La Belgique est l’un des pays européens qui a compté le plus d’actifs en télétravail durant le confinement, selon une étude du prestataire de services RH SD Worx: 62% contre une moyenne de 57%. Et ce alors que 4 employés sur 10 n’avaient jamais télétravaillé avant!
Il est vite apparu que cette alternative, qui fait de très nombreux adeptes, laissera des traces durables. Kathelijne Verboomen, la directrice du Centre de connaissances d’Acerta, constate déjà que "pour beaucoup d’entreprises, dans les services notamment, la norme est trois jours à la maison et deux jours au bureau". SD Worx table sur deux à trois jours de télétravail par semaine, sur le long terme.
"Un salarié qui déclare soudain ses frais réels allume directement des signaux du côté du fisc et s’expose dès lors à un contrôle."
Le confinement a fait prendre conscience aux patrons les plus réticents que le télétravail était non seulement souvent possible, mais qu’il avait garanti la continuité ou parfois la survie du business. À l’avenir, il faudra donc préserver et combiner le meilleur des deux mondes.
Update de la CCT et des contrats
Les règles qui régissent le télétravail structurel sont fixées dans une Convention collective du travail de 2005, qui nécessitera un update. "Notamment pour fixer les règles en matière d’indemnisation des frais dans le règlement de travail, souligne Vincent Chiavetta, avocat spécialisé en droit du travail (Litis-s). Cela devra faire l’objet d’une conciliation sociale avec les (représentants) des travailleurs."
"Le contrat de travail (ou un avenant à celui-ci) devra prévoir les modalités du télétravail: matériel mis à disposition, dédommagement pour l’utilisation d’un espace privé, d’un PC et d’un GSM personnels pour des besoins professionnels, etc. Le contrat de travail devra au minimum prouver le caractère structurel du télétravail", ajoute Nicolas Tancredi, avocat spécialiste des Rémunérations (Younity).
Quelles indémnités?
Depuis qu’ils sont assignés à résidence, les salariés assument des frais d’eau, de gaz et électricité, de connexion internet, d’assurances, etc. Une pièce de leur maison est devenue un bureau. Du coup, beaucoup s’interrogent: serai-je dédommagé? Dans le cadre du télétravail structurel, l’employeur peut accorder une indemnité de bureau de 129,48 euros par mois qui couvre le chauffage, l’électricité, le petit matériel de bureau. Il peut également accorder un forfait pour l’utilisation de son propre PC (20 euros/mois) et de sa propre connexion internet (20 euros/mois), précise SD Worx. Enfin, l’indemnité de bureau peut être remplacée par un forfait (10% de la rémunération/jour télétravail) et les frais non couverts peuvent être remboursés sur la base des frais réellement encourus.

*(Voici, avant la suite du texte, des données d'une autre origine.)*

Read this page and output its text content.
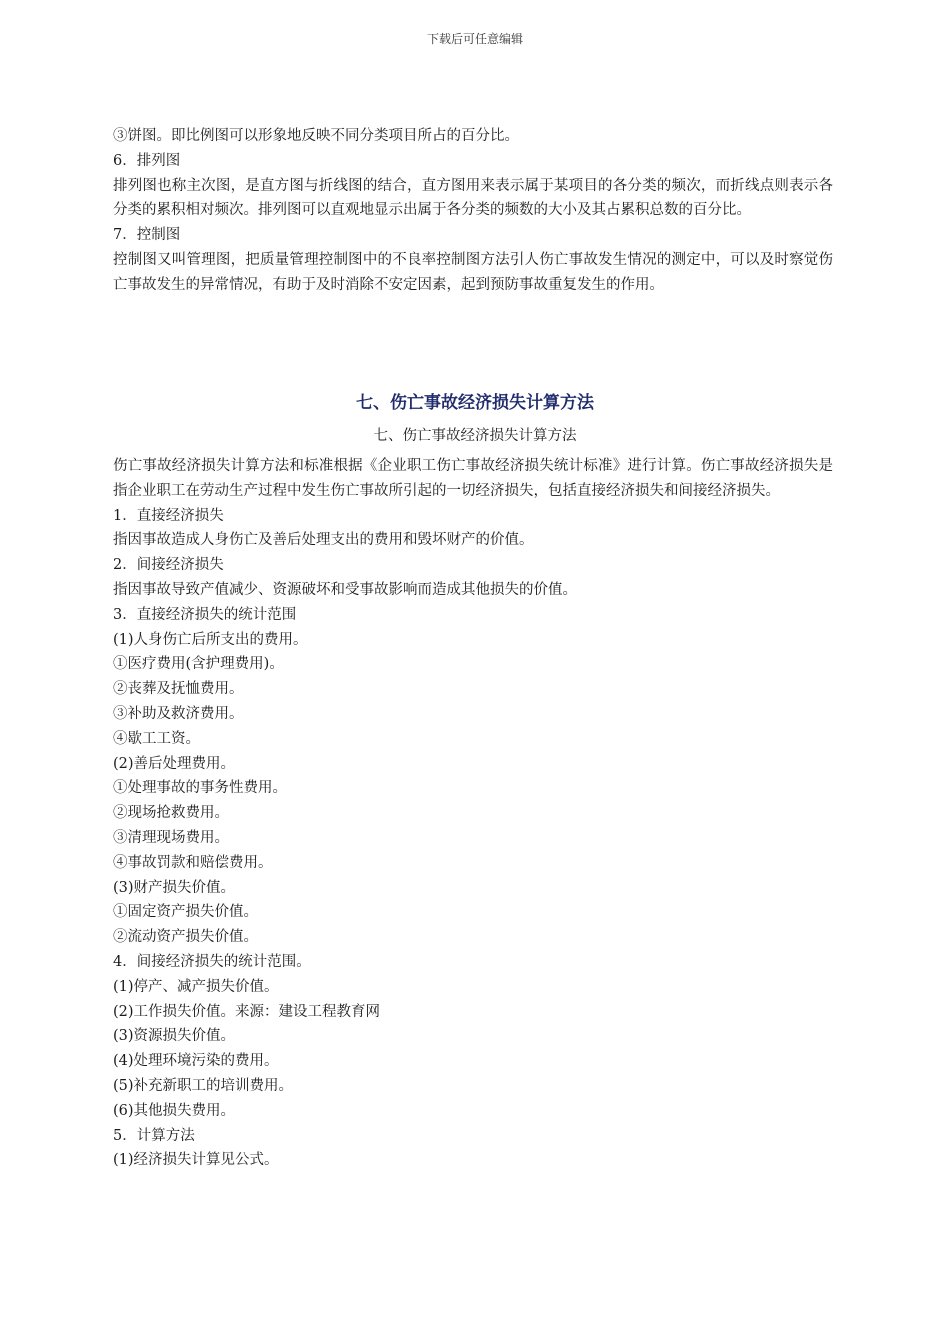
下载后可任意编辑
③饼图。即比例图可以形象地反映不同分类项目所占的百分比。
6．排列图
排列图也称主次图，是直方图与折线图的结合，直方图用来表示属于某项目的各分类的频次，而折线点则表示各分类的累积相对频次。排列图可以直观地显示出属于各分类的频数的大小及其占累积总数的百分比。
7．控制图
控制图又叫管理图，把质量管理控制图中的不良率控制图方法引人伤亡事故发生情况的测定中，可以及时察觉伤亡事故发生的异常情况，有助于及时消除不安定因素，起到预防事故重复发生的作用。
七、伤亡事故经济损失计算方法
七、伤亡事故经济损失计算方法
伤亡事故经济损失计算方法和标准根据《企业职工伤亡事故经济损失统计标准》进行计算。伤亡事故经济损失是指企业职工在劳动生产过程中发生伤亡事故所引起的一切经济损失，包括直接经济损失和间接经济损失。
1．直接经济损失
指因事故造成人身伤亡及善后处理支出的费用和毁坏财产的价值。
2．间接经济损失
指因事故导致产值减少、资源破坏和受事故影响而造成其他损失的价值。
3．直接经济损失的统计范围
(1)人身伤亡后所支出的费用。
①医疗费用(含护理费用)。
②丧葬及抚恤费用。
③补助及救济费用。
④歇工工资。
(2)善后处理费用。
①处理事故的事务性费用。
②现场抢救费用。
③清理现场费用。
④事故罚款和赔偿费用。
(3)财产损失价值。
①固定资产损失价值。
②流动资产损失价值。
4．间接经济损失的统计范围。
(1)停产、减产损失价值。
(2)工作损失价值。来源：建设工程教育网
(3)资源损失价值。
(4)处理环境污染的费用。
(5)补充新职工的培训费用。
(6)其他损失费用。
5．计算方法
(1)经济损失计算见公式。
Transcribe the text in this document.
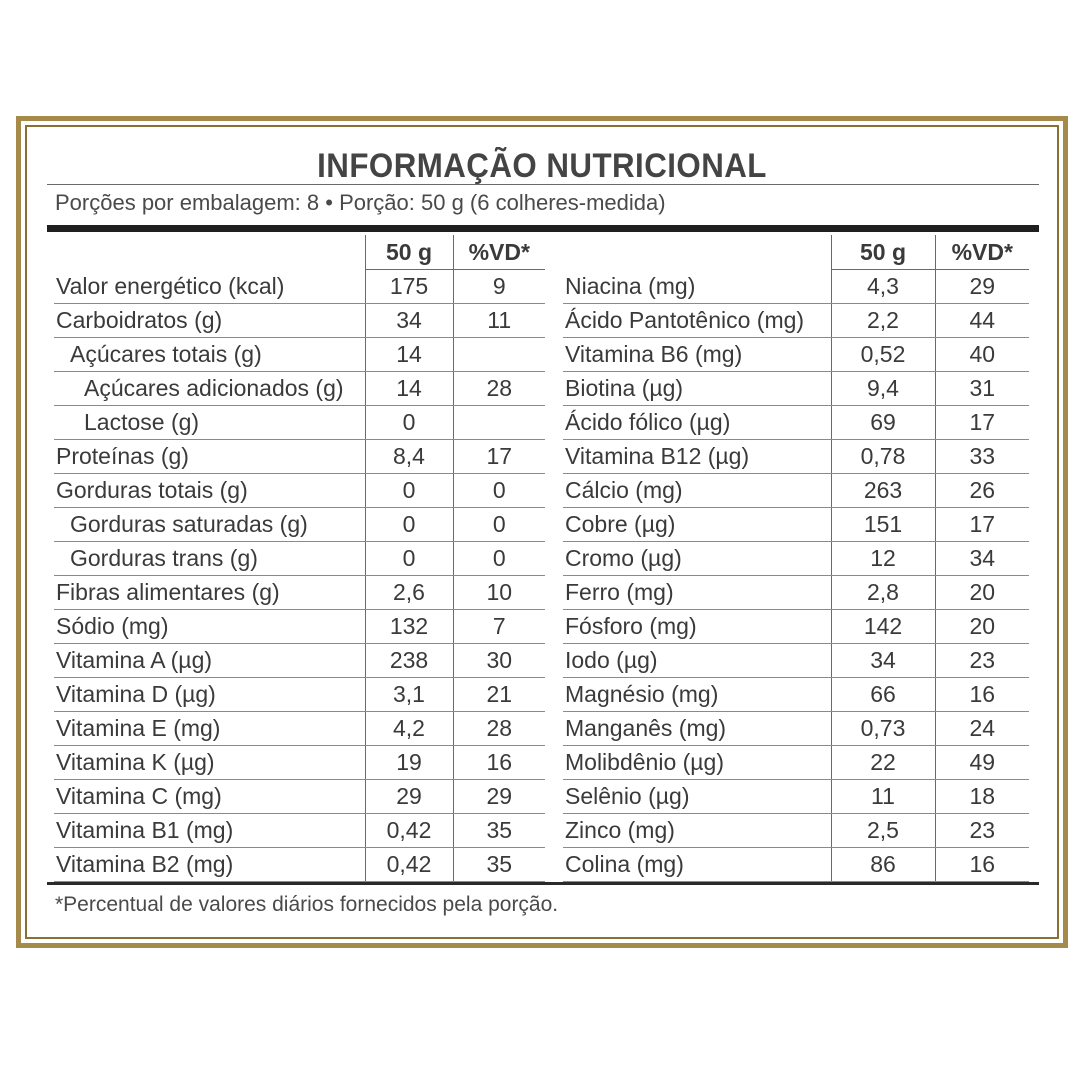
INFORMAÇÃO NUTRICIONAL
Porções por embalagem: 8 • Porção: 50 g (6 colheres-medida)
	50 g	%VD*
Valor energético (kcal)	175	9
Carboidratos (g)	34	11
Açúcares totais (g)	14	
Açúcares adicionados (g)	14	28
Lactose (g)	0	
Proteínas (g)	8,4	17
Gorduras totais (g)	0	0
Gorduras saturadas (g)	0	0
Gorduras trans (g)	0	0
Fibras alimentares (g)	2,6	10
Sódio (mg)	132	7
Vitamina A (µg)	238	30
Vitamina D (µg)	3,1	21
Vitamina E (mg)	4,2	28
Vitamina K (µg)	19	16
Vitamina C (mg)	29	29
Vitamina B1 (mg)	0,42	35
Vitamina B2 (mg)	0,42	35
	50 g	%VD*
Niacina (mg)	4,3	29
Ácido Pantotênico (mg)	2,2	44
Vitamina B6 (mg)	0,52	40
Biotina (µg)	9,4	31
Ácido fólico (µg)	69	17
Vitamina B12 (µg)	0,78	33
Cálcio (mg)	263	26
Cobre (µg)	151	17
Cromo (µg)	12	34
Ferro (mg)	2,8	20
Fósforo (mg)	142	20
Iodo (µg)	34	23
Magnésio (mg)	66	16
Manganês (mg)	0,73	24
Molibdênio (µg)	22	49
Selênio (µg)	11	18
Zinco (mg)	2,5	23
Colina (mg)	86	16
*Percentual de valores diários fornecidos pela porção.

"Ce système est déjà validé par le SPF Finances et SPF Sécurité sociale. L’employeur est sûr d’être ‘dans les clous’ et de ne pas risquer de requalification en rémunération déguisée", explique Me Chiavetta. Il pourrait donc facilement être appliqué à tous les employés désormais concernés.
Déclarer vos frais réels?
Certains se demandent toutefois s’il ne devient pas intéressant d’opter désormais pour les frais réels dans leur déclaration d’impôt. Les avocats spécialisés conseillent de procéder préalablement à un examen approfondi avec un comptable pour s’assurer que le jeu en vaut la chandelle.
Selon Vincent Chiavetta, "le choix peut devenir intéressant à partir d’un certain montant et à condition de cumuler plusieurs postes. Car la quotité forfaitaire (30% des revenus, max. 4.810 euros) est suffisamment attrayante pour dissuader la plupart des salariés de déclarer les frais réels".
"Ce sont surtout les employés qui habitent loin et n’ont pas de voiture de société, qui déclarent les frais réels. D’autres pourraient être tentés de le faire car ils utilisent plus intensivement leur espace privé comme bureau", indique Nicolas Tancredi.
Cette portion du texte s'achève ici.